Young people love their technology – mobiles, iPods, Wiis, PS ones, twos and threes, computers, Game Boys, PSPs, PDAs… – and they can all be used to help them learn effectively.

In future, rather than power residing just in teachers, it will move more into the learner’s hands.

A revolution is coming in the next decade, which means that pupils themselves can have more influence on the curriculum, and how and where learning takes place.

The four key elements to this are

  • Choice
  • Skills and knowledge
  • Location, such as school, home, online environments
  • Feedback

For these new strategies to succeed, pupils and teachers, and possibly parents too, need to look at the way they will bring change about, and give pupils more say.

And it is crucial that pupils learn enough about themselves to be able to make choices, with the help of their teachers, parents and peers.

They need to think about, again with help, what resources would fit with the way they learn. This might mean going out and researching new digital technologies, and giving them a trial run at school.

Online questionnaires can help focus on what pupils’ interests are, and databases, websites and search engines will also have information about this.

Making views known through school councils is also an option for making sure the pupil voice gets heard.

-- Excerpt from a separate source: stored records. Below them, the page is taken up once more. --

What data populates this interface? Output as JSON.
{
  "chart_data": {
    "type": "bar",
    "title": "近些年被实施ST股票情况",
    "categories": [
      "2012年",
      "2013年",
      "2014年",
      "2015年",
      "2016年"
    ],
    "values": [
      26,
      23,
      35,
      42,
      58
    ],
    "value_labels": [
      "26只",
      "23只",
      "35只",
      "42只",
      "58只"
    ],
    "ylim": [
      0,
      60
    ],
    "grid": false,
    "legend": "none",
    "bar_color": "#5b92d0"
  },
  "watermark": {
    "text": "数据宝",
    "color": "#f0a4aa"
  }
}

It can also be a case of expanding someone’s horizons so they are aware of other opportunities through books, films, magazines and newspapers.

Ideally, pupils could design their own curriculum to fit in with what they want to learn and the way they learn it -but will need support to do that.

As well as giving young people more control, gathering information about education choices will give them social networking and communications skills.

They should also be able to choose the most appropriate resources that will allow them to learn outside the classroom if that is appropriate.

Schools need to be sure that all the pupils have equal access to the technology they need. Making sure disabled pupils are catered for and have a say is also very important.